The merger of Raytheon and United Technologies was finalized this month.

Pam Erickson is comms head for the combined company. (Image credit: Raytheon Technologies)
Pam Erickson is comms head for the combined company. (Image credit: Raytheon Technologies)

WALTHAM, MA: Raytheon Technologies has selected Pam Erickson as head of communications.

Erickson assumed the role April 3, when the merger of Raytheon and United Technologies was finalized, creating Raytheon Technologies.

Before the merger, Pam Wickham was VP of corporate affairs for Raytheon and Kelli Parsons was chief communications officer and SVP at United Technologies. Wickham and Parsons left the combined company.

Erickson’s title is SVP of global communications and corporate affairs and she is leading global marketing, public relations, employee communications, executive communications, digital and social media platforms and CSR for Raytheon Technologies. She reports directly to CEO Greg Hayes.

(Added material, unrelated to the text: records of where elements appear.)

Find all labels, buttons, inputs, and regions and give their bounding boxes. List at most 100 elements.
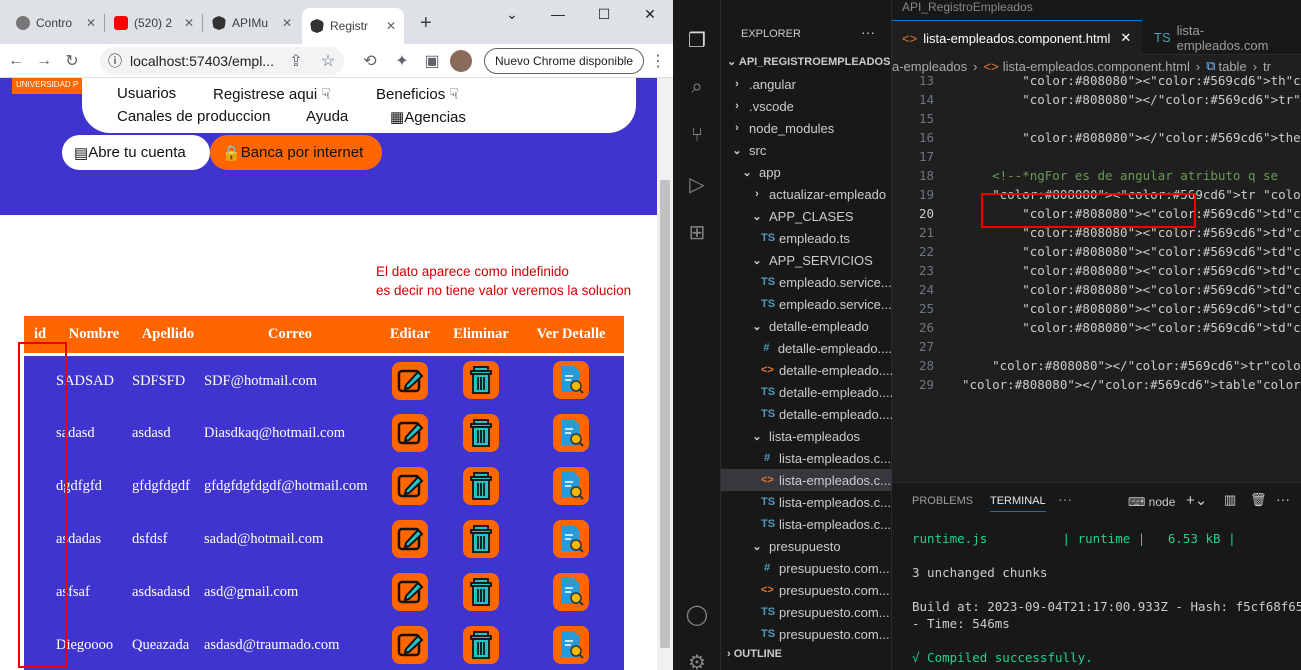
breadcrumb-item[interactable]: table	[1218, 59, 1246, 74]
tree-item[interactable]: <> lista-empleados.c...	[721, 469, 892, 491]
close-icon[interactable]: ✕	[86, 16, 96, 30]
close-window-icon[interactable]: ✕	[627, 0, 673, 28]
detail-button[interactable]	[553, 572, 589, 611]
extensions-icon[interactable]: ✦	[388, 47, 416, 75]
tree-item[interactable]: ⌄ detalle-empleado	[721, 315, 892, 337]
account-icon[interactable]: ◯	[685, 602, 709, 626]
source-control-icon[interactable]: ⑂	[685, 124, 709, 148]
delete-button[interactable]	[463, 572, 499, 611]
close-icon[interactable]: ✕	[282, 16, 292, 30]
close-icon[interactable]: ✕	[386, 19, 396, 33]
menu-icon[interactable]: ⋮	[644, 47, 672, 75]
more-actions-icon[interactable]: ···	[1058, 491, 1072, 507]
nav-canales[interactable]: Canales de produccion	[117, 108, 270, 125]
profile-avatar[interactable]	[450, 49, 472, 72]
tree-item[interactable]: › .vscode	[721, 95, 892, 117]
tree-item[interactable]: TS detalle-empleado....	[721, 403, 892, 425]
editor-tab[interactable]: TS lista-empleados.com	[1144, 20, 1301, 55]
tree-item[interactable]: <> presupuesto.com...	[721, 579, 892, 601]
tree-item[interactable]: ⌄ presupuesto	[721, 535, 892, 557]
split-terminal-icon[interactable]: ▥	[1224, 492, 1236, 508]
project-header[interactable]: ⌄ API_REGISTROEMPLEADOS	[727, 55, 890, 68]
edit-button[interactable]	[392, 626, 428, 664]
tree-item[interactable]: <> detalle-empleado....	[721, 359, 892, 381]
tree-item[interactable]: TS lista-empleados.c...	[721, 513, 892, 535]
tree-item[interactable]: TS empleado.service....	[721, 271, 892, 293]
maximize-icon[interactable]: ☐	[581, 0, 627, 28]
nav-registrese[interactable]: Registrese aqui ☟	[213, 85, 331, 103]
panel-tab-problems[interactable]: PROBLEMS	[912, 495, 973, 507]
breadcrumb-item[interactable]: a-empleados	[892, 59, 967, 74]
detail-button[interactable]	[553, 413, 589, 452]
side-panel-icon[interactable]: ▣	[418, 47, 446, 75]
nav-usuarios[interactable]: Usuarios	[117, 85, 176, 102]
delete-button[interactable]	[463, 466, 499, 505]
edit-button[interactable]	[392, 361, 428, 400]
panel-tab-terminal[interactable]: TERMINAL	[990, 495, 1046, 512]
delete-button[interactable]	[463, 519, 499, 558]
nav-ayuda[interactable]: Ayuda	[306, 108, 348, 125]
breadcrumb-item[interactable]: tr	[1263, 59, 1271, 74]
terminal-shell[interactable]: ⌨ node	[1128, 495, 1175, 509]
nav-agencias[interactable]: ▦Agencias	[390, 108, 466, 126]
close-icon[interactable]: ✕	[184, 16, 194, 30]
open-account-button[interactable]: ▤ Abre tu cuenta	[62, 135, 210, 170]
edit-button[interactable]	[392, 573, 428, 611]
back-icon[interactable]: ←	[2, 47, 30, 75]
more-actions-icon[interactable]: ···	[861, 24, 875, 40]
delete-button[interactable]	[463, 625, 499, 664]
run-debug-icon[interactable]: ▷	[685, 172, 709, 196]
detail-button[interactable]	[553, 625, 589, 664]
detail-button[interactable]	[553, 466, 589, 505]
tree-item[interactable]: TS empleado.service....	[721, 293, 892, 315]
tree-item[interactable]: › actualizar-empleado	[721, 183, 892, 205]
browser-tab-3[interactable]: APIMu ✕	[204, 8, 300, 38]
breadcrumb-item[interactable]: lista-empleados.component.html	[1003, 59, 1190, 74]
browser-tab-1[interactable]: Contro ✕	[8, 8, 104, 38]
scrollbar-thumb[interactable]	[660, 180, 670, 648]
editor-tab-active[interactable]: <> lista-empleados.component.html ✕	[892, 20, 1142, 55]
tree-item[interactable]: TS empleado.ts	[721, 227, 892, 249]
tree-item[interactable]: TS presupuesto.com...	[721, 623, 892, 645]
tree-item[interactable]: # lista-empleados.c...	[721, 447, 892, 469]
tab-search-icon[interactable]: ⌄	[489, 0, 535, 28]
tree-item[interactable]: ⌄ src	[721, 139, 892, 161]
browser-tab-4[interactable]: Registr ✕	[302, 8, 404, 44]
minimize-icon[interactable]: —	[535, 0, 581, 28]
delete-button[interactable]	[463, 413, 499, 452]
more-actions-icon[interactable]: ···	[1276, 491, 1290, 507]
edit-button[interactable]	[392, 467, 428, 505]
bookmark-star-icon[interactable]: ☆	[314, 47, 342, 75]
new-terminal-icon[interactable]: +⌄	[1186, 491, 1207, 509]
tree-item[interactable]: › node_modules	[721, 117, 892, 139]
tree-item[interactable]: › .angular	[721, 73, 892, 95]
tree-item[interactable]: ⌄ APP_CLASES	[721, 205, 892, 227]
edit-button[interactable]	[392, 520, 428, 558]
update-chrome-button[interactable]: Nuevo Chrome disponible	[484, 48, 645, 74]
internet-banking-button[interactable]: 🔒 Banca por internet	[210, 135, 382, 170]
tree-item[interactable]: TS detalle-empleado....	[721, 381, 892, 403]
browser-tab-2[interactable]: (520) 2 ✕	[106, 8, 202, 38]
edit-button[interactable]	[392, 414, 428, 452]
reload-icon[interactable]: ↻	[58, 47, 86, 75]
close-icon[interactable]: ✕	[1120, 30, 1131, 46]
tree-item[interactable]: # detalle-empleado....	[721, 337, 892, 359]
delete-button[interactable]	[463, 361, 499, 400]
tree-item[interactable]: TS presupuesto.com...	[721, 601, 892, 623]
tree-item[interactable]: TS lista-empleados.c...	[721, 491, 892, 513]
extensions-icon[interactable]: ⊞	[685, 220, 709, 244]
detail-button[interactable]	[553, 361, 589, 400]
tree-item[interactable]: ⌄ app	[721, 161, 892, 183]
settings-gear-icon[interactable]: ⚙	[685, 650, 709, 670]
explorer-icon[interactable]: ❐	[685, 28, 709, 52]
nav-beneficios[interactable]: Beneficios ☟	[376, 85, 459, 103]
tree-item[interactable]: ⌄ lista-empleados	[721, 425, 892, 447]
tree-item[interactable]: ⌄ APP_SERVICIOS	[721, 249, 892, 271]
new-tab-button[interactable]: +	[412, 8, 440, 38]
tree-item[interactable]: # presupuesto.com...	[721, 557, 892, 579]
forward-icon[interactable]: →	[30, 47, 58, 75]
trash-icon[interactable]: 🗑	[1250, 492, 1267, 508]
detail-button[interactable]	[553, 519, 589, 558]
sync-icon[interactable]: ⟲	[356, 47, 384, 75]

Erickson was previously Raytheon’s VP of global branding and corporate citizenship. Before that, she was SVP at E*Trade, leading global corporate communications, a Raytheon Technologies representative said via email.

Wickham, who led Raytheon’s comms efforts for 15 years, said via LinkedIn that she is advising a political startup and hopes to “engage in a strategic communications role in the presidential campaign.”

Prior to Raytheon, Wickham was VP of global communications at Hewlett-Packard and VP of global communications at GE Healthcare, according to her LinkedIn profile. 

Parsons said the company implemented a “well-planned” transition and she is exploring new leadership opportunities.

“Given the completion of United Technologies’ portfolio transformation and the company’s restructuring for the merger, the time was right [for me to leave],” she said via LinkedIn.

Wickham was a PRWeek 2017 Hall of Femme honoree; and Parsons was on PRWeek’s Power List in 2014.

The United/Raytheon deal, one of the biggest of 2019, created a giant in defense and aerospace. But people questioned the value of the deal soon after it was announced last June.

Activist investors expressed concern it would "significantly lower" United Technologies’ aerospace business quality and dilute the company’s stock. President Donald Trump told CNBC that he thought the deal was anti-competitive.

However, the company convinced shareholders that the combined companies could better deal with the modern defense market, business cycle challenges with customers Airbus SE and Boeing, and other issues, the Wall Street Journal reported. Shareholders agreed and approved the deal last October. 

The deal closed last Friday after United Technologies spun off its Carrier and Otis businesses.

In January, Raytheon reported that for all of 2019 organic sales grew 5% to $77.0 billion compared to the prior year and net income grew 5% to $5.5 billion.